As impossíveis, apetitosas peras
As peras da fruteira não têm a sua cor natural: nunca vi (senão aqui) formas de fruta pera com tanta cor de pêssego maduro madurinho, de pelo raso a estalar de sumo!
A criança que uma colheu, não come. Sente primeiro o sabor com as mãos, cheirá-la-á depois e, antes da estreante dentada forte, há-de pesá-la, atirando-a de uma palma à outra da mão.
Conhecem muito melhor os frutos, as crianças - não questionam a bizarra e invulgar cor: sentem-nos e pronto, sabem o que é!

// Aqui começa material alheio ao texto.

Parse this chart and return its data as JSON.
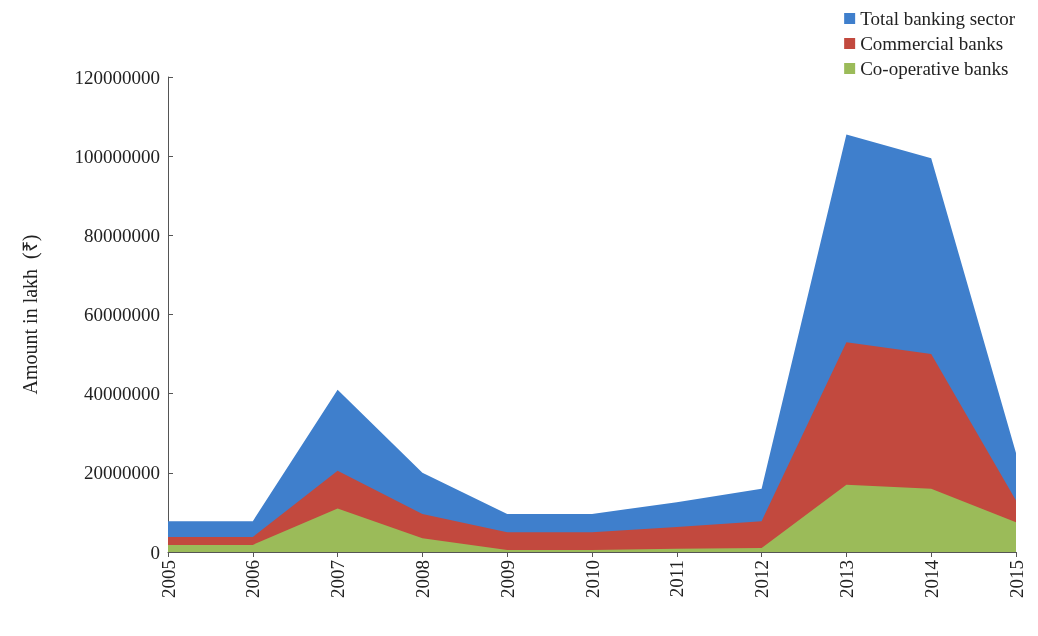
{
  "chart_data": {
    "type": "area",
    "ylabel": "Amount in lakh  (₹)",
    "categories": [
      "2005",
      "2006",
      "2007",
      "2008",
      "2009",
      "2010",
      "2011",
      "2012",
      "2013",
      "2014",
      "2015"
    ],
    "series": [
      {
        "name": "Total banking sector",
        "color": "#3f7fcc",
        "values": [
          7800000,
          7800000,
          41000000,
          20000000,
          9600000,
          9600000,
          12600000,
          16000000,
          105500000,
          99500000,
          25000000
        ]
      },
      {
        "name": "Commercial banks",
        "color": "#c2493e",
        "values": [
          3800000,
          3800000,
          20500000,
          9600000,
          5000000,
          5000000,
          6300000,
          7800000,
          53000000,
          50000000,
          13000000
        ]
      },
      {
        "name": "Co-operative banks",
        "color": "#9bbb59",
        "values": [
          1800000,
          1800000,
          11000000,
          3500000,
          500000,
          500000,
          800000,
          1000000,
          17000000,
          16000000,
          7500000
        ]
      }
    ],
    "ylim": [
      0,
      120000000
    ],
    "yticks": [
      0,
      20000000,
      40000000,
      60000000,
      80000000,
      100000000,
      120000000
    ],
    "grid": false,
    "legend": "top right"
  }
}
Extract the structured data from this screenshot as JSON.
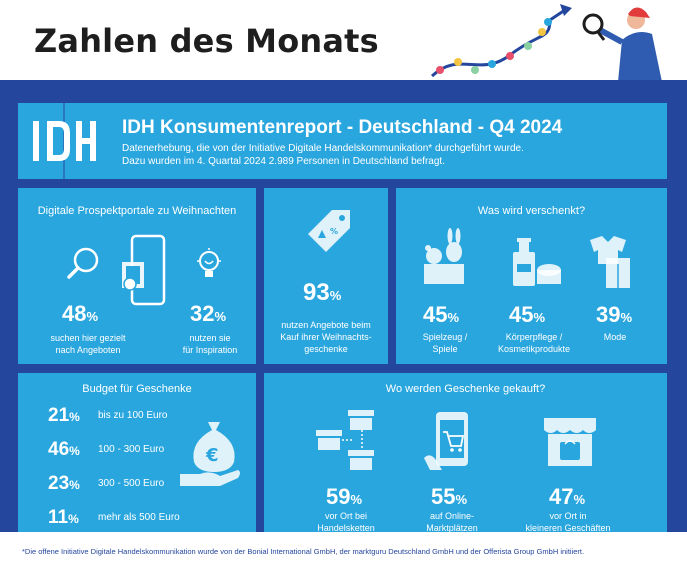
{
  "page_title": "Zahlen des Monats",
  "header": {
    "logo_text": "IDH",
    "title": "IDH Konsumentenreport - Deutschland - Q4 2024",
    "subtitle_line1": "Datenerhebung, die von der Initiative Digitale Handelskommunikation* durchgeführt wurde.",
    "subtitle_line2": "Dazu wurden im 4. Quartal 2024 2.989 Personen in Deutschland befragt."
  },
  "prospekt": {
    "title": "Digitale Prospektportale zu Weihnachten",
    "stats": [
      {
        "value": "48",
        "unit": "%",
        "caption_line1": "suchen hier gezielt",
        "caption_line2": "nach Angeboten",
        "icon": "magnifier-icon"
      },
      {
        "value": "32",
        "unit": "%",
        "caption_line1": "nutzen sie",
        "caption_line2": "für Inspiration",
        "icon": "lightbulb-icon"
      }
    ],
    "phone_icon": "smartphone-brochure-icon"
  },
  "angebote": {
    "value": "93",
    "unit": "%",
    "caption_line1": "nutzen Angebote beim",
    "caption_line2": "Kauf ihrer Weihnachts-",
    "caption_line3": "geschenke",
    "icon": "price-tag-icon"
  },
  "verschenkt": {
    "title": "Was wird verschenkt?",
    "stats": [
      {
        "value": "45",
        "unit": "%",
        "caption_line1": "Spielzeug /",
        "caption_line2": "Spiele",
        "icon": "toys-icon"
      },
      {
        "value": "45",
        "unit": "%",
        "caption_line1": "Körperpflege /",
        "caption_line2": "Kosmetikprodukte",
        "icon": "cosmetics-icon"
      },
      {
        "value": "39",
        "unit": "%",
        "caption_line1": "Mode",
        "caption_line2": "",
        "icon": "clothing-icon"
      }
    ]
  },
  "budget": {
    "title": "Budget für Geschenke",
    "rows": [
      {
        "value": "21",
        "unit": "%",
        "label": "bis zu 100 Euro"
      },
      {
        "value": "46",
        "unit": "%",
        "label": "100 - 300 Euro"
      },
      {
        "value": "23",
        "unit": "%",
        "label": "300 - 500 Euro"
      },
      {
        "value": "11",
        "unit": "%",
        "label": "mehr als 500 Euro"
      }
    ],
    "icon": "money-bag-hand-icon",
    "icon_symbol": "€"
  },
  "gekauft": {
    "title": "Wo werden Geschenke gekauft?",
    "stats": [
      {
        "value": "59",
        "unit": "%",
        "caption_line1": "vor Ort bei",
        "caption_line2": "Handelsketten",
        "icon": "store-chain-icon"
      },
      {
        "value": "55",
        "unit": "%",
        "caption_line1": "auf Online-",
        "caption_line2": "Marktplätzen",
        "icon": "phone-cart-icon"
      },
      {
        "value": "47",
        "unit": "%",
        "caption_line1": "vor Ort in",
        "caption_line2": "kleineren Geschäften",
        "icon": "small-shop-icon"
      }
    ]
  },
  "footnote": "*Die offene Initiative Digitale Handelskommunikation wurde von der Bonial International GmbH, der marktguru Deutschland GmbH und der Offerista Group GmbH initiiert.",
  "colors": {
    "navy": "#24469d",
    "panel": "#2aa6de",
    "white": "#ffffff",
    "text_dark": "#1e1e1e"
  }
}
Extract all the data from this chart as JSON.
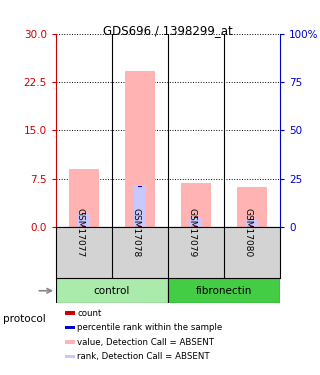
{
  "title": "GDS696 / 1398299_at",
  "samples": [
    "GSM17077",
    "GSM17078",
    "GSM17079",
    "GSM17080"
  ],
  "value_absent": [
    9.0,
    24.2,
    6.8,
    6.2
  ],
  "rank_absent": [
    2.2,
    6.5,
    1.5,
    1.2
  ],
  "count_val": [
    0.12,
    0.12,
    0.12,
    0.12
  ],
  "rank_val_scaled": [
    2.1,
    6.3,
    1.4,
    1.1
  ],
  "left_ylim": [
    0,
    30
  ],
  "left_yticks": [
    0,
    7.5,
    15,
    22.5,
    30
  ],
  "right_ylim": [
    0,
    100
  ],
  "right_yticks": [
    0,
    25,
    50,
    75,
    100
  ],
  "left_color": "#cc0000",
  "right_color": "#0000cc",
  "value_bar_color": "#ffb3b3",
  "rank_bar_color": "#c8c8ff",
  "count_color": "#cc0000",
  "prank_color": "#0000cc",
  "bg_color": "#ffffff",
  "sample_bg": "#d3d3d3",
  "control_color": "#aaeaaa",
  "fibronectin_color": "#44cc44",
  "legend_items": [
    {
      "label": "count",
      "color": "#cc0000"
    },
    {
      "label": "percentile rank within the sample",
      "color": "#0000cc"
    },
    {
      "label": "value, Detection Call = ABSENT",
      "color": "#ffb3b3"
    },
    {
      "label": "rank, Detection Call = ABSENT",
      "color": "#c8c8ff"
    }
  ]
}
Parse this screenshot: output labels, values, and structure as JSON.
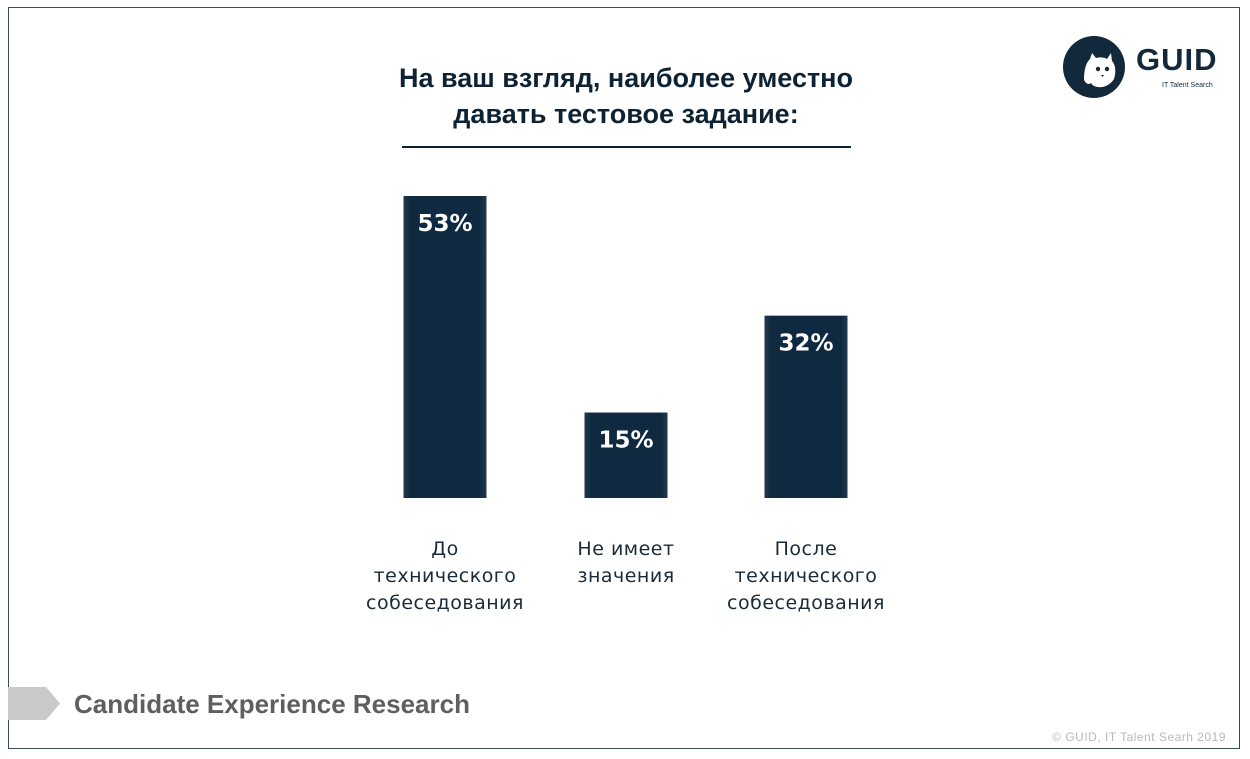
{
  "slide": {
    "title": "На ваш взгляд, наиболее уместно\nдавать тестовое задание:",
    "footer_title": "Candidate Experience Research",
    "copyright": "© GUID, IT Talent Searh 2019"
  },
  "logo": {
    "name": "GUID",
    "tagline": "IT Talent Search",
    "icon": "cat-logo-icon"
  },
  "colors": {
    "bar": "#0f2a40",
    "bar_dark": "#0b2033",
    "accent_gray": "#c9c9c9",
    "text_dark": "#0d2233"
  },
  "chart_data": {
    "type": "bar",
    "title": "На ваш взгляд, наиболее уместно давать тестовое задание:",
    "categories": [
      [
        "До",
        "технического",
        "собеседования"
      ],
      [
        "Не имеет",
        "значения"
      ],
      [
        "После",
        "технического",
        "собеседования"
      ]
    ],
    "values": [
      53,
      15,
      32
    ],
    "value_labels": [
      "53%",
      "15%",
      "32%"
    ],
    "unit": "%",
    "ylim": [
      0,
      53
    ],
    "grid": false,
    "legend": "none"
  }
}
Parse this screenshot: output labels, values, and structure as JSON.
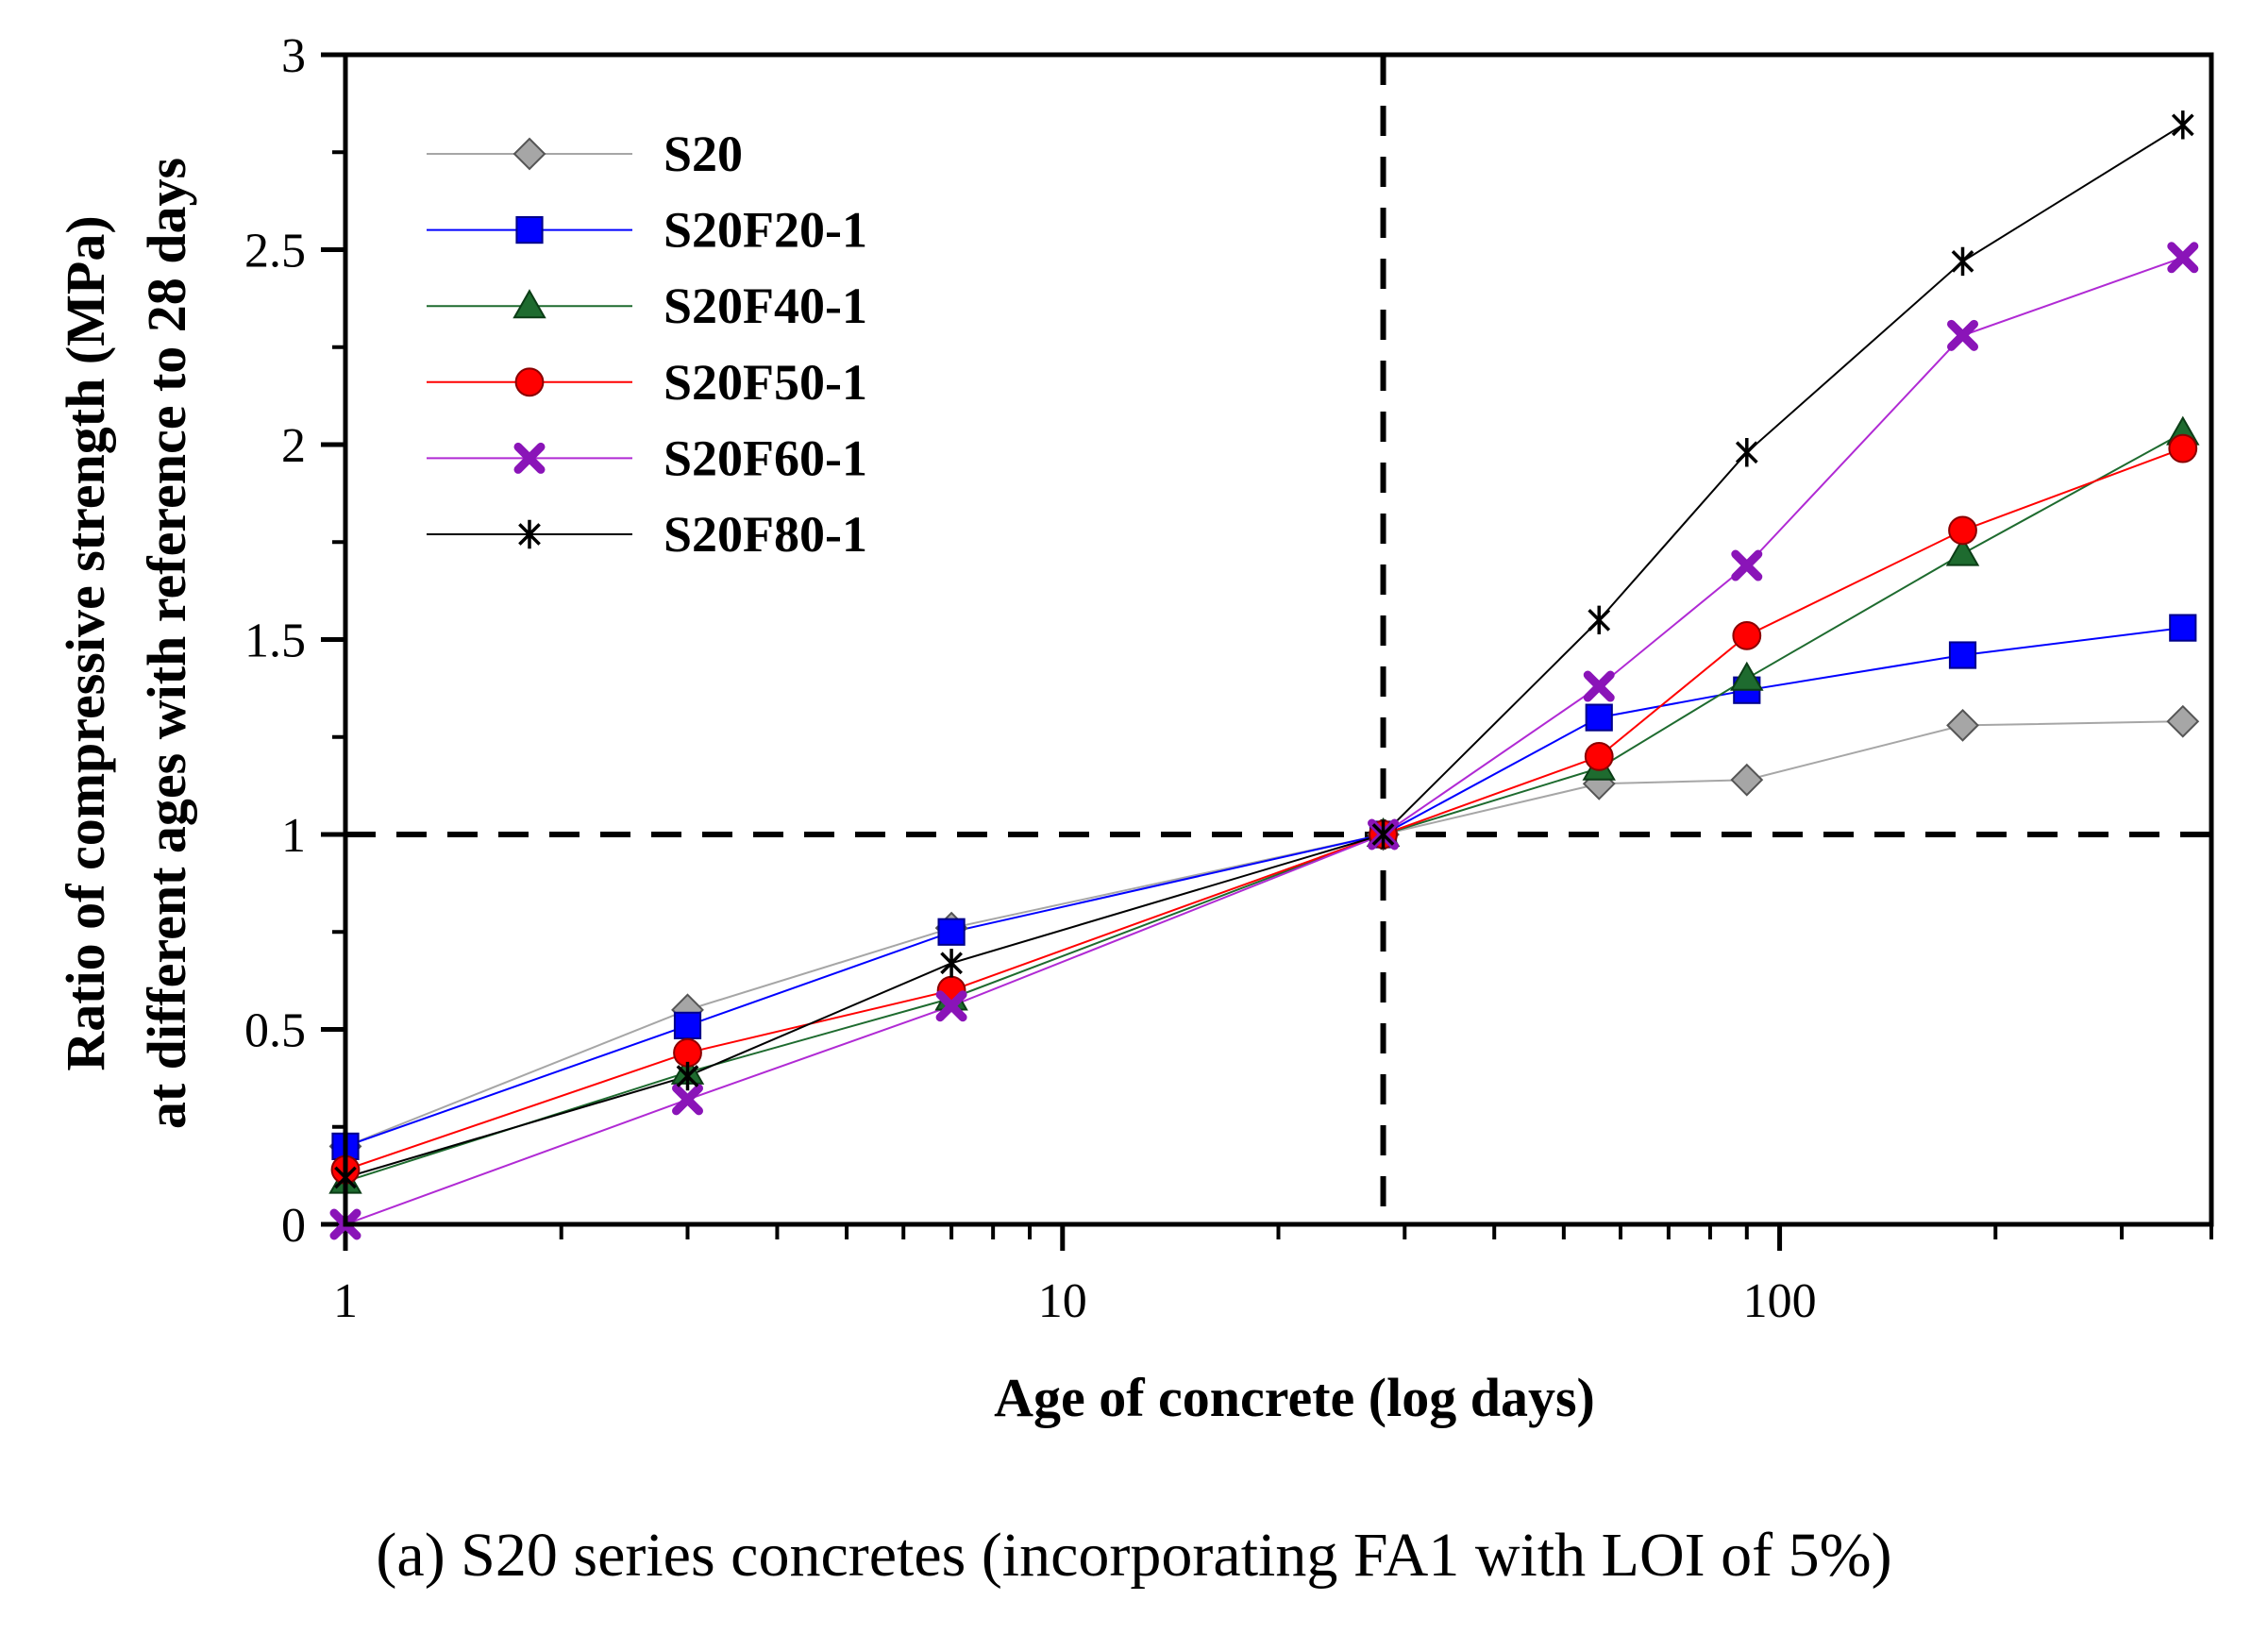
{
  "chart_data": {
    "type": "line",
    "xscale": "log",
    "xlabel": "Age of concrete (log days)",
    "ylabel_line1": "Ratio of compressive strength (MPa)",
    "ylabel_line2": "at different ages with reference to 28 days",
    "xlim": [
      1,
      400
    ],
    "ylim": [
      0,
      3
    ],
    "xticks_labeled": [
      "1",
      "10",
      "100"
    ],
    "yticks": [
      "0",
      "0.5",
      "1",
      "1.5",
      "2",
      "2.5",
      "3"
    ],
    "reference_lines": {
      "x": 28,
      "y": 1,
      "style": "dashed"
    },
    "legend_position": "top-left",
    "grid": false,
    "x": [
      1,
      3,
      7,
      28,
      56,
      90,
      180,
      365
    ],
    "series": [
      {
        "name": "S20",
        "color": "#a6a6a6",
        "marker": "diamond",
        "marker_fill": "#a6a6a6",
        "values": [
          0.2,
          0.55,
          0.76,
          1.0,
          1.13,
          1.14,
          1.28,
          1.29
        ]
      },
      {
        "name": "S20F20-1",
        "color": "#0000ff",
        "marker": "square",
        "marker_fill": "#0000ff",
        "values": [
          0.2,
          0.51,
          0.75,
          1.0,
          1.3,
          1.37,
          1.46,
          1.53
        ]
      },
      {
        "name": "S20F40-1",
        "color": "#1e6b2f",
        "marker": "triangle",
        "marker_fill": "#1e6b2f",
        "values": [
          0.11,
          0.39,
          0.58,
          1.0,
          1.17,
          1.4,
          1.72,
          2.03
        ]
      },
      {
        "name": "S20F50-1",
        "color": "#ff0000",
        "marker": "circle",
        "marker_fill": "#ff0000",
        "values": [
          0.14,
          0.44,
          0.6,
          1.0,
          1.2,
          1.51,
          1.78,
          1.99
        ]
      },
      {
        "name": "S20F60-1",
        "color": "#b02ad4",
        "marker": "x",
        "marker_fill": "#8a14b8",
        "values": [
          0.0,
          0.32,
          0.56,
          1.0,
          1.38,
          1.69,
          2.28,
          2.48
        ]
      },
      {
        "name": "S20F80-1",
        "color": "#000000",
        "marker": "asterisk",
        "marker_fill": "#000000",
        "values": [
          0.12,
          0.38,
          0.67,
          1.0,
          1.55,
          1.98,
          2.47,
          2.82
        ]
      }
    ]
  },
  "caption": "(a) S20 series concretes (incorporating FA1 with LOI of 5%)"
}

Algo a distrai do lado de fora do quadro : terá a mãe chamado? Terá o gato entrado? Terá o vento assobiado?
Ignaros nós, que a vemos, e nunca saberemos por que razão se distraiu ela da sua pera nem tão pouco por que razão sabem elas tanto a pêssego maduro madurinho ao pintor que as recriou com cores tais.
Ignaros nós, que vemos pêssegos de uma só específica cor e peras na sua específica forma.
Ah, menina, que vontade de ser parte desse mundo que habitas, ser linha ou cor (tanto faz) e causar espanto por ser ao contrário ou diferente do suposto!
Ah, menina, que vontade de ser a causa da tua distracção, de te conhecer e de contigo lanchar as impossíveis peras que casualmente seguras entre mãos!